Conventionally, the power distribution networks (or PDN) for electronic devices comprise a set of switching regulators and/or a power management unit (or PMU). This allows the power supply to the various areas of the system-on-a-chip to be distributed efficiently.
Furthermore, in such a manner as to increase the precision of voltage regulation for sensitive electronic devices such as systems-on-a-chip, the idea is to provide closed-loop control for the voltage regulator with a negative feedback voltage coming from inside the device, for example that taken from the power grid. This allows the voltage losses, due notably to the printed circuit board (or PCB) onto which the system-on-a-chip is mounted and to the packaging, to be compensated.
Generally speaking, a system-on-a-chip, notably when it incorporates a central processing unit (or CPU), is the assembly with the highest power consumption within a product and modes dedicated to power saving are provided.
The methods used most commonly for implementing these power saving modes are adaptive voltage scaling (or AVS) and dynamic voltage and frequency scaling (or DVFS) which are both aimed at adapting the various power supply voltages of the various parts of the system-on-a-chip to their lowest possible values taking into account the state of the system-on-a-chip.
More precisely, a desired value of regulated power supply voltage is determined by the system-on-a-chip as a function of a set of criteria such as the frequency of the clock signal supplying the central processing unit, the temperature, the variations of certain parameters due to the process of fabrication on silicon, etc.

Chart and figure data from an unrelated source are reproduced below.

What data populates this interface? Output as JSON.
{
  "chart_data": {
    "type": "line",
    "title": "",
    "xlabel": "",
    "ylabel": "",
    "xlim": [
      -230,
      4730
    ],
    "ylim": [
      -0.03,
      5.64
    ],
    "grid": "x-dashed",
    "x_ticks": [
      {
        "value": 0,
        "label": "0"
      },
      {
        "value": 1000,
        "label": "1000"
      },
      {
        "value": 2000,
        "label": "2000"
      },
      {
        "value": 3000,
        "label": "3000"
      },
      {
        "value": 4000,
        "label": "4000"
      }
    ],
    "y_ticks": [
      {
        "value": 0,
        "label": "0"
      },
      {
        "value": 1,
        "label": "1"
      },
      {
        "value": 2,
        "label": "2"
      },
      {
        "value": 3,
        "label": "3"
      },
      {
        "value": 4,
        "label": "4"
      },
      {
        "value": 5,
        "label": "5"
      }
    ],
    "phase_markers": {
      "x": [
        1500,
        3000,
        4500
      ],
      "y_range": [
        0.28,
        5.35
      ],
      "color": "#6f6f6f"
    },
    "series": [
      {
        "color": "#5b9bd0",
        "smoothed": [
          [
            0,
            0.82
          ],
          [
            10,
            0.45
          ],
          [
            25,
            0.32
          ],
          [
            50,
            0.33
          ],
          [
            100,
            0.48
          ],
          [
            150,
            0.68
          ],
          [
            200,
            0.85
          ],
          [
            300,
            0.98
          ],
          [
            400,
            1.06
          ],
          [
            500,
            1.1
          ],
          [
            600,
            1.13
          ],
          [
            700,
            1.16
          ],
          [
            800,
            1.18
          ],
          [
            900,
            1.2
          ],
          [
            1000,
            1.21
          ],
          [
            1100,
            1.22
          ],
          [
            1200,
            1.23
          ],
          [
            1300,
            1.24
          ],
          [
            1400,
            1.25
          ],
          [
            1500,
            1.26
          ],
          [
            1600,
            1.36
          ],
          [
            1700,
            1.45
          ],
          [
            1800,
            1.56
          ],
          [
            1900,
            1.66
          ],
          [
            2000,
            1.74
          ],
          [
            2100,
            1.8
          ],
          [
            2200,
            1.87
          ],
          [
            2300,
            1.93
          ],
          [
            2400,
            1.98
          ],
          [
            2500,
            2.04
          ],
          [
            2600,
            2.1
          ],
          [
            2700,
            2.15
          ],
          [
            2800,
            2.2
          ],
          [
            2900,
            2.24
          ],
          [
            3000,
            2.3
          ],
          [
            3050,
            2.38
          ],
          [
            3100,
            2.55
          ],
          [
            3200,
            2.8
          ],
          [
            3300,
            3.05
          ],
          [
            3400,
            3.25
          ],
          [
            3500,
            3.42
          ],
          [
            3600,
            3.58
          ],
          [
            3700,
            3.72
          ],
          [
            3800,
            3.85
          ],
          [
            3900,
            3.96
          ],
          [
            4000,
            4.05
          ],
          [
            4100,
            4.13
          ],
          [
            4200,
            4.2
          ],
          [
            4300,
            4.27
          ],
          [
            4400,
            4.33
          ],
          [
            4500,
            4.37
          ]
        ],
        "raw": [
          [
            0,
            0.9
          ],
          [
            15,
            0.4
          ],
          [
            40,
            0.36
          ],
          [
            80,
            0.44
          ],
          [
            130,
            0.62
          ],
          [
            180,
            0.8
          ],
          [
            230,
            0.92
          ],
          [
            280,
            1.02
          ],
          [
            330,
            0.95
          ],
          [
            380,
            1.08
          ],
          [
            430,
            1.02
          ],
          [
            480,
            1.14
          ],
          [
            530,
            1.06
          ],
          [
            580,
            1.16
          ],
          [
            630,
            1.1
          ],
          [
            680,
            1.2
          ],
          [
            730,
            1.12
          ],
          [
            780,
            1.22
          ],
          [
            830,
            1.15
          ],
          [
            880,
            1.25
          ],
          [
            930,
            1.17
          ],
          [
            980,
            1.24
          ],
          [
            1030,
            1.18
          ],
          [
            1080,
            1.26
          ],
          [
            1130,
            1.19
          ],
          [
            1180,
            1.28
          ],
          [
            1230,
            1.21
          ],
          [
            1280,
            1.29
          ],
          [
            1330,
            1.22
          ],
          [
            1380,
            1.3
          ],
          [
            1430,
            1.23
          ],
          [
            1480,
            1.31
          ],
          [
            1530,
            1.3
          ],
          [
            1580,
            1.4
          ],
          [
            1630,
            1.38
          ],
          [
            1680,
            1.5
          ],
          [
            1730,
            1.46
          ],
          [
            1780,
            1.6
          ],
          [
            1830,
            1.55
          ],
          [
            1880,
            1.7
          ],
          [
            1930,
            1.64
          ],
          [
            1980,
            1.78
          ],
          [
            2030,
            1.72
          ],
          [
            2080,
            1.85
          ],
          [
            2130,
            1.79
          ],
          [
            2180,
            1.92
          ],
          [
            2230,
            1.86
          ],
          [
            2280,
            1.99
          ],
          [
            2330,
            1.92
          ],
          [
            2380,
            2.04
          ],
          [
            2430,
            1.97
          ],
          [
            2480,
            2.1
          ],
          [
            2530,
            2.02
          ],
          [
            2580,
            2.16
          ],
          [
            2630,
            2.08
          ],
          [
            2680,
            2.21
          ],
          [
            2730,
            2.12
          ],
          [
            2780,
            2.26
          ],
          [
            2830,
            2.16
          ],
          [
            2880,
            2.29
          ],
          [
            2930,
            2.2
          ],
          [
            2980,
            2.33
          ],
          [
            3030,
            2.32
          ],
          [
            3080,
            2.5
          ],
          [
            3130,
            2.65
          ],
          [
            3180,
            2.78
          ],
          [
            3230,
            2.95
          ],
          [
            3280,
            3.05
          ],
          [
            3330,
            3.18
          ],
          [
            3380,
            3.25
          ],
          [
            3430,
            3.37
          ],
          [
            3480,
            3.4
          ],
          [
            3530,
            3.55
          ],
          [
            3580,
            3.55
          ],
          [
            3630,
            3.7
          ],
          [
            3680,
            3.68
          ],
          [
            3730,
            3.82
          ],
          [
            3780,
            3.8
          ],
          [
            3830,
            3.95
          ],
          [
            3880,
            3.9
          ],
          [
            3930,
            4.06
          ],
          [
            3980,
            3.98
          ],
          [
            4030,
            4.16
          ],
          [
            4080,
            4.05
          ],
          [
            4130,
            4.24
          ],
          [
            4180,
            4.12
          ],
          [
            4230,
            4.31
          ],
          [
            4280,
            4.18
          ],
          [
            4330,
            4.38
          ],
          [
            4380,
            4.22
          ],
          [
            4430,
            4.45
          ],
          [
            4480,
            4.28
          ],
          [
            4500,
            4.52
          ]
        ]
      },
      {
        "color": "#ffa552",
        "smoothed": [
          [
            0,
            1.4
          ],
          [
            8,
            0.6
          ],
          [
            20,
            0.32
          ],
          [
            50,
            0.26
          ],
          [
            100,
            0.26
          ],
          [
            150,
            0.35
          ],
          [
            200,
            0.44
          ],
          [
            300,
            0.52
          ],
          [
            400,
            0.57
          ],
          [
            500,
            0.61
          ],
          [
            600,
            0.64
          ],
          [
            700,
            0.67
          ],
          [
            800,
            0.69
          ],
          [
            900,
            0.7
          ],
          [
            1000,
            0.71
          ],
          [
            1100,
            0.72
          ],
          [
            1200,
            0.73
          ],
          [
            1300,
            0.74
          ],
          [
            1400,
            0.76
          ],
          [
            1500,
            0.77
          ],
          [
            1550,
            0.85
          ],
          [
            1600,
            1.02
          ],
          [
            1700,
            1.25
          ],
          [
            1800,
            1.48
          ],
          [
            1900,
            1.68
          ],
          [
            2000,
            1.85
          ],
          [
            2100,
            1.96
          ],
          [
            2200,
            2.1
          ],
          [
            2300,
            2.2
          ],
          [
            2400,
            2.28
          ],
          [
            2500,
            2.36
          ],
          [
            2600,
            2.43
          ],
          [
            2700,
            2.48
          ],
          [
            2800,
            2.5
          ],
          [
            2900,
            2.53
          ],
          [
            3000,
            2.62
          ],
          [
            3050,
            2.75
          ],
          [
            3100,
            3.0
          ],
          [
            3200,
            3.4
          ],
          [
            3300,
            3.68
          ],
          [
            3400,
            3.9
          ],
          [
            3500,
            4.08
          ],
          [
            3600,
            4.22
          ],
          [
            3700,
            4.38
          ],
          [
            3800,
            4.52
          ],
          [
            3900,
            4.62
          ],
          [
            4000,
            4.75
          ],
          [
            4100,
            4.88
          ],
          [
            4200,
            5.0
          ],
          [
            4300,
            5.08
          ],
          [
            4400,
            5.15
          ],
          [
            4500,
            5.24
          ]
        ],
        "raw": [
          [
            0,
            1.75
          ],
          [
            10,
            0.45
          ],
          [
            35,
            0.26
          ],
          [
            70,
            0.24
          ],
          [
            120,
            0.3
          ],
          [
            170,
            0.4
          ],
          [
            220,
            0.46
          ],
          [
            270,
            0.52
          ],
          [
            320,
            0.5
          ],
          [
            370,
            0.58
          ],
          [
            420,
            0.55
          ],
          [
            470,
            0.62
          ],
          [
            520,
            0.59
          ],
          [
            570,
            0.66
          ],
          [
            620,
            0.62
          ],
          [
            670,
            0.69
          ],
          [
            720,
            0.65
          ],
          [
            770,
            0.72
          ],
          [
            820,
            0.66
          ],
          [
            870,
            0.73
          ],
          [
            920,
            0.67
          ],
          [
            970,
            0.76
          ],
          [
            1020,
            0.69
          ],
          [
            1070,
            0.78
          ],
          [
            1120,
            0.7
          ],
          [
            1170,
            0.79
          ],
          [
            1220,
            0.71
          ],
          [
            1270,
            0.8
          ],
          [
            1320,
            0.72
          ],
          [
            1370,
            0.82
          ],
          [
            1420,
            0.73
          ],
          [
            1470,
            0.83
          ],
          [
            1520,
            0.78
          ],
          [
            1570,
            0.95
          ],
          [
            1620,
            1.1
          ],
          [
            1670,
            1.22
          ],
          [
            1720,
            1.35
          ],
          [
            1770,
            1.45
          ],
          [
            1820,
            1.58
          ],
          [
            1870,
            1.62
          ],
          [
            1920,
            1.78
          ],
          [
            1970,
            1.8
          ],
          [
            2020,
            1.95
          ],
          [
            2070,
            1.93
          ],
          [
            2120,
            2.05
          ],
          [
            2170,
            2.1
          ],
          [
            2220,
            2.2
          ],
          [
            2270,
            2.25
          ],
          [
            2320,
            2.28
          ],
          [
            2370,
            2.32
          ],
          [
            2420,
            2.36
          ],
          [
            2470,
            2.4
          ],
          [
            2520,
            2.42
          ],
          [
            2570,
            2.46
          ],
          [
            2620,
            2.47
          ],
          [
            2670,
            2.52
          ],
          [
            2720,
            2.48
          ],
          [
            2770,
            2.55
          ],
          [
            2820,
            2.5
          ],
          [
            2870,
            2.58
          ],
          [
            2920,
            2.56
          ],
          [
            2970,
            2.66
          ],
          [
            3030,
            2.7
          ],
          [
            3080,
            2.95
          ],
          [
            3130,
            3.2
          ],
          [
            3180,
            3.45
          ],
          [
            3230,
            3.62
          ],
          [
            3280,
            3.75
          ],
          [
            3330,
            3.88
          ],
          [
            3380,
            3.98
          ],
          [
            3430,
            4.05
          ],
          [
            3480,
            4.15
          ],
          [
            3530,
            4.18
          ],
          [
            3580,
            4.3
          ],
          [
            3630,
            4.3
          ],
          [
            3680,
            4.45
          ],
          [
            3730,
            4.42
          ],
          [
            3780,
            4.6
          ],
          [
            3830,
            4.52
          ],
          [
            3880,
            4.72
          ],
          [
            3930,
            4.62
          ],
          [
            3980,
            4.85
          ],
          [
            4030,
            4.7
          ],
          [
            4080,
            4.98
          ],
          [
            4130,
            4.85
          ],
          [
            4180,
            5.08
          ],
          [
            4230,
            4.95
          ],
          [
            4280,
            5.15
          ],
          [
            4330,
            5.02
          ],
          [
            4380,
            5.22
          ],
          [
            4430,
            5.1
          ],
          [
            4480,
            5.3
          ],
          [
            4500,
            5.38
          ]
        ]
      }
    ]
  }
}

This desired regulated power supply voltage is subsequently used in the feedback control loop.
For this purpose, dedicated circuits for carrying out the voltage adaptation are used.
Amongst these circuits may notably be mentioned those, for example, incorporated into portable devices such as mobile telephones, tablets, whose architecture contains a power management unit (PMU) containing a control interface connected to a homologous control interface of the system-on-a-chip via a specific bus, for example an SPI or I2C bus, together with regulators. Programmable regulators may also be used.
However, such an architecture proves to be costly and it requires a dedicated interface for the control bus which can occupy several input/output terminals of the system-on-a-chip.
A second type of possible architecture includes the use of a module delivering pulses with a modulated width (pulse width modulation: PWM) associated with a low-pass filter in such a manner as to eliminate the AC modulation and to only keep the DC voltage.
However, such an architecture requires a suitable design and the implementation of a low-pass filter external to the system-on-a-chip and introduces a time delay between the moment when the desired regulated power supply voltage is calculated and the moment when the correction is applied in the regulator.
However, such a delay is not acceptable when the voltage must be dynamically adapted (DVFS).